South Shropshire District Council (which is now incorporated in the unitary Shropshire Council) worked with energy company Greenfinch - now Biogen Greenfinch - to build an anaerobic digestion plant to process kitchen and garden waste.
Building work started in June 2005 and the plant started processing waste in March 2006.
Greenfinch provided technology worth £160,000. South Shropshire provided the site on Ludlow Business Park and paid for the waste collection costs. Local authority involvement also meant that external grant funding was found. About £1.4 million came from the Department for Environment Food and Rural Affairs, including £98,000 for a visitor centre. Grant funding of £1,473 came from Advantage West Midlands.
South Shropshire is a rural area and most jobs are in agriculture or service industries and are low paid. Building the anaerobic digester was seen as an economic catalyst, both to create local jobs and safeguard some of those in the local building trade.
Anticipating opposition to the project, the council consulted extensively with the local community and organisations before submitting the planning application. A handful of local objections were raised about:
- loss of view
- parking issues
- whether gas generated at the plant would be hazardous
But, due to the extensive consultation, the council managed to get letters of support from bodies like the Council for Protection of Rural England, Ramblers' Association and Agenda 21.
At the time South Shropshire was a district council submitting a planning application to the county. The council used external consultants, who were experienced in waste planning to help with the application and work on the environmental impact assessment.
It is essential to understand the nature of the waste that you're collecting. You have to match the technology to the type of waste and the quantities you have. Ask yourself:
- where is your waste coming from? So where does your plant need to be?
- what's the scale required?
- what are you trying to achieve from the project?
Councillor Susan McCormack was the lead member for the Environment and the Economy on South Shropshire District Council at the time. She says:
"The Biodigester did not cope with garden waste and the 'rubbish' that ratepayers threw into their green bins - especially plastic bags, quantities of soil and stones, and garden items such as broken forks. Therefore a decision had to be taken to collect food waste separately, from only part of South Shropshire, which increased the cost and meant that food-only waste had to be brought in from a distance.

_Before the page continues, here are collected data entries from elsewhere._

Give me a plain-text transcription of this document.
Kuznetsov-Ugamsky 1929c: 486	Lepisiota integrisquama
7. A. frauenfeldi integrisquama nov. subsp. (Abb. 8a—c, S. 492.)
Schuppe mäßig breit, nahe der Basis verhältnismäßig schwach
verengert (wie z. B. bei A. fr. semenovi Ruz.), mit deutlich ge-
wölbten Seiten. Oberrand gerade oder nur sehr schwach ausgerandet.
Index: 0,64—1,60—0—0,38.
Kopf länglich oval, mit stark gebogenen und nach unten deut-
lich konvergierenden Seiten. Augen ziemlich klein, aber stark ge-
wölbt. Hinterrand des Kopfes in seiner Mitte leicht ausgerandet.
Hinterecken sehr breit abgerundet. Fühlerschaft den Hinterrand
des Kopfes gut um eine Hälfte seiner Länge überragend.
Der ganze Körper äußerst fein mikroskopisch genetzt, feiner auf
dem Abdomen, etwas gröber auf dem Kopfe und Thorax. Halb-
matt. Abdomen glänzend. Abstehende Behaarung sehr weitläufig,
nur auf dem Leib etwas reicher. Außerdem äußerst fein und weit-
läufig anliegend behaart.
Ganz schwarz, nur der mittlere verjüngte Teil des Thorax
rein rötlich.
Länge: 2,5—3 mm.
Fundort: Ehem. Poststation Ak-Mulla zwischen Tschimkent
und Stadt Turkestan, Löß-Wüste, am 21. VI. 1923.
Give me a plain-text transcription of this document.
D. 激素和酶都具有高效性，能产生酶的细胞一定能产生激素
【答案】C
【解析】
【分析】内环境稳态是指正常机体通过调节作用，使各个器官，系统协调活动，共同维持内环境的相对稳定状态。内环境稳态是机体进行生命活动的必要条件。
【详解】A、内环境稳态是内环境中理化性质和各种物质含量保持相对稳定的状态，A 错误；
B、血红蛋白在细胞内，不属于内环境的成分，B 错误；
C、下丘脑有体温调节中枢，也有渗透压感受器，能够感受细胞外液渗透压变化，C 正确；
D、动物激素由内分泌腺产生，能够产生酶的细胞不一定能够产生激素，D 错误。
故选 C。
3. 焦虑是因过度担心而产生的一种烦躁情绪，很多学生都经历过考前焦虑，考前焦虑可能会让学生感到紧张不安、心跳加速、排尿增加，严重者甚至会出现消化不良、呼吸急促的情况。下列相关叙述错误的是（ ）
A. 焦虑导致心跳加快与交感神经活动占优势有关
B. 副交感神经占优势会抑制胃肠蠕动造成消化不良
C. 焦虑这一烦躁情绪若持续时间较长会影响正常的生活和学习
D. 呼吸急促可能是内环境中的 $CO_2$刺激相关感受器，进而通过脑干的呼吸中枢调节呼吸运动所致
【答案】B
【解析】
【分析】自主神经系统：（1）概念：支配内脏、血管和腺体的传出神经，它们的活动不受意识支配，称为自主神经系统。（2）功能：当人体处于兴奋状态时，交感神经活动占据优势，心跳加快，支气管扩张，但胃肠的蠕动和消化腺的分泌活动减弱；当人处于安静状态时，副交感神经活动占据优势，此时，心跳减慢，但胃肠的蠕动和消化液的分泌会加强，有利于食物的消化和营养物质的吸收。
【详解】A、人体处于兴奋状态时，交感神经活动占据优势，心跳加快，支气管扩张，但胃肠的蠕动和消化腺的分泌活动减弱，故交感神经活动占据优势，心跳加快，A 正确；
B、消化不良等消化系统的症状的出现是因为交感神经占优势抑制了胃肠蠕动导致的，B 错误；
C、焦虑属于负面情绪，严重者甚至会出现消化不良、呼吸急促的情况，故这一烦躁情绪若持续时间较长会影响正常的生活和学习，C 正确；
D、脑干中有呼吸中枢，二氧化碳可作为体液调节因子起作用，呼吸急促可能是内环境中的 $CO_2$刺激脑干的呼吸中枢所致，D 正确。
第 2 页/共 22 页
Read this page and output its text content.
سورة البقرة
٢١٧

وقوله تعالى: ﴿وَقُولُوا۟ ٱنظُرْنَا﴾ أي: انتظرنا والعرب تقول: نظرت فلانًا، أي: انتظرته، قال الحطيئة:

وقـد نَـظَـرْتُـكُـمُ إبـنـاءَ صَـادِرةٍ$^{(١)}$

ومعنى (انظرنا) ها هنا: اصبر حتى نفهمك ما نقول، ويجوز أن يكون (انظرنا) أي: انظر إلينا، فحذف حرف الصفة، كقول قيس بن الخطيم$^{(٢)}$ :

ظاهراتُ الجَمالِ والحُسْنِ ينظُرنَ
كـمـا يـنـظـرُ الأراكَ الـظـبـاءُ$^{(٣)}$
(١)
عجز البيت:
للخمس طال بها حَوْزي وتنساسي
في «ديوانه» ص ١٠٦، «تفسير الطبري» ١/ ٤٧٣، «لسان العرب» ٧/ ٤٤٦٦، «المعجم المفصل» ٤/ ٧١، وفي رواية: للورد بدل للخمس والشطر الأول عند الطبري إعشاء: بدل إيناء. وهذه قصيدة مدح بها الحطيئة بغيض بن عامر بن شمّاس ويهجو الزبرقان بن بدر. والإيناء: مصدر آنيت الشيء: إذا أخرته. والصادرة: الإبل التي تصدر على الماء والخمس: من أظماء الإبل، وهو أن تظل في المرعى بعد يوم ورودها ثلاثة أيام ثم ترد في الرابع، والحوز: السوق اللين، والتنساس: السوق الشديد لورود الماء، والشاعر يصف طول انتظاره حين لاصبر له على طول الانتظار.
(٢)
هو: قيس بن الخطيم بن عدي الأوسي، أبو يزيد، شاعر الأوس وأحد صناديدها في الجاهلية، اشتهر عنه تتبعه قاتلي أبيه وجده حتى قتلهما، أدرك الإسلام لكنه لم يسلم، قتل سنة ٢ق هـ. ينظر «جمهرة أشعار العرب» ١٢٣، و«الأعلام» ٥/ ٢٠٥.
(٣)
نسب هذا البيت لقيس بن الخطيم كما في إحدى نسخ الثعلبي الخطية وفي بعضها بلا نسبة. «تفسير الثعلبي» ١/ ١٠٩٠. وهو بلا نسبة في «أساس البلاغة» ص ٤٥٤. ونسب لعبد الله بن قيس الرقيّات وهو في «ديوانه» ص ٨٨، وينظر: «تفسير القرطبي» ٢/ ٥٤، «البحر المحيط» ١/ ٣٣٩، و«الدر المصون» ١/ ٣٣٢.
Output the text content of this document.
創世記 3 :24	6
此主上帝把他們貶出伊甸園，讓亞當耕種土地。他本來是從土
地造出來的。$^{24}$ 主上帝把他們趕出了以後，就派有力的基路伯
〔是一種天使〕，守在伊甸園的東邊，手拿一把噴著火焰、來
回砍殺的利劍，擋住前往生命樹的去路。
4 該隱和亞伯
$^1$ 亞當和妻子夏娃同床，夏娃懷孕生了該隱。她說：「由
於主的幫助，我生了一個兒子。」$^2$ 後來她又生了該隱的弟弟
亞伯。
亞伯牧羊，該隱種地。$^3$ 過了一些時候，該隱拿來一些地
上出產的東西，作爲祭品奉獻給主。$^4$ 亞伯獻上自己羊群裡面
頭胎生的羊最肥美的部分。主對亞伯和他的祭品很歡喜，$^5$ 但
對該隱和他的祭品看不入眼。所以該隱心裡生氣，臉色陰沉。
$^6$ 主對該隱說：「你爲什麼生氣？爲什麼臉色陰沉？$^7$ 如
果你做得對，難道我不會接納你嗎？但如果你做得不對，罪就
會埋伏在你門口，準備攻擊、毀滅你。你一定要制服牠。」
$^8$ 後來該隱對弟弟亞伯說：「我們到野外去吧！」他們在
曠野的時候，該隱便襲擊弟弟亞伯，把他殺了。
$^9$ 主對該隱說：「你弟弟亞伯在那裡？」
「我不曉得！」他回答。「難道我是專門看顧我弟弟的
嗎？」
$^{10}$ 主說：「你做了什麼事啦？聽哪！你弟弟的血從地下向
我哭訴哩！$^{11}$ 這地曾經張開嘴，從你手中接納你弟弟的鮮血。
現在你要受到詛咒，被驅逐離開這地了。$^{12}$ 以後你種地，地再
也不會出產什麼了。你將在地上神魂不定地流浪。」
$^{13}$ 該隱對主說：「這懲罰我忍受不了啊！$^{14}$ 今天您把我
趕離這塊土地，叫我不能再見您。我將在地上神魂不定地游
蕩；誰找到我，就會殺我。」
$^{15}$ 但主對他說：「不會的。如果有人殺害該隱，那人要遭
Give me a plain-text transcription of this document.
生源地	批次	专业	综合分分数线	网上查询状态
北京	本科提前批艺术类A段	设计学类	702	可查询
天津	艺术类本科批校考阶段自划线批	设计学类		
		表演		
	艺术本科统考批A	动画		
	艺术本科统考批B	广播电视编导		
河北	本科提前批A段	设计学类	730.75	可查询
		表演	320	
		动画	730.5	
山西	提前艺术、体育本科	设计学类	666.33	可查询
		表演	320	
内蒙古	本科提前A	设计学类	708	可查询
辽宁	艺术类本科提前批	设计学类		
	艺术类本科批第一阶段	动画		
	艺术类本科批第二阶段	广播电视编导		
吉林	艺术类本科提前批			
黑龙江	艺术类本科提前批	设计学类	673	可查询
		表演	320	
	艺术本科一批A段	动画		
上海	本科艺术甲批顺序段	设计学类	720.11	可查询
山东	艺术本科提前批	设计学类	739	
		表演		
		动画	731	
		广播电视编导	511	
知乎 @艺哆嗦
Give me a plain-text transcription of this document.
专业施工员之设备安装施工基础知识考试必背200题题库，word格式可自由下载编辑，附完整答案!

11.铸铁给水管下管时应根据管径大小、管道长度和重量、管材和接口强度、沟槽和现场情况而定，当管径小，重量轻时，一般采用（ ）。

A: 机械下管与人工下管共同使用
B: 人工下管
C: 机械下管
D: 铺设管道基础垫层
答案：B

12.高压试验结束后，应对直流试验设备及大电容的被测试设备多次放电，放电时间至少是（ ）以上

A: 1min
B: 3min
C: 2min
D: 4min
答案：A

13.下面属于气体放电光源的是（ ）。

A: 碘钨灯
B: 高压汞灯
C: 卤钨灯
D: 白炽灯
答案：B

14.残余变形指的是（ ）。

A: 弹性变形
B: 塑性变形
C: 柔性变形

"This meant that the Biodigester capacity was poorly related to actual throughput. These factors made the whole process expensive."
This change also led to some odour issues. Odour can be a problem:
- when the waste is delivered to the plant
- when the digestate is being removed from the plant
- if there is a leak.
If you've got the right equipment and management controls it is not an issue. The odour abatement equipment was upgraded and there are very few odour complaints now.
Councillor Gwilym Butler says:
"One of the key areas is that the research and development is continually ongoing. It is also in our experience very important to bring the community with you in respect of all the planning issues etc, and to keep them fully aware of all the whys and wherefores of what you're actually doing."
The plant produces about 700MWh of surplus electricity each year that goes back into the National Grid.
Because the electricity is from a renewable source, the council gets renewables obligation certificates (ROCs). More recent plants qualify for double ROCs.
The anaerobic digestion plant produces agricultural fertiliser for crops. The council are confident that this will meet the new publically available standard (PAS) 1.10. This will make it easier to find markets for the agricultural fertiliser which will then bring in a return.
Two full-time equivalent jobs have been created from the operation of the plant. Greenfinch has been able to grow as a company and has taken on more employees.
Because this plant was the first of its type in the UK it attracted a lot of positive media interest which has probably benefitted the town of Ludlow and the wider area.
Local resident Roger Bartlett says:
"The digester pilot and weekly food-waste collection were in place when we came to Ludlow in 2008. We have a very small garden with limited capacity for composting. We were pleased to have a food-waste system that could take all types of food - bones, meat and so on as well as compostables - and which was processing it locally to produce green usable energy."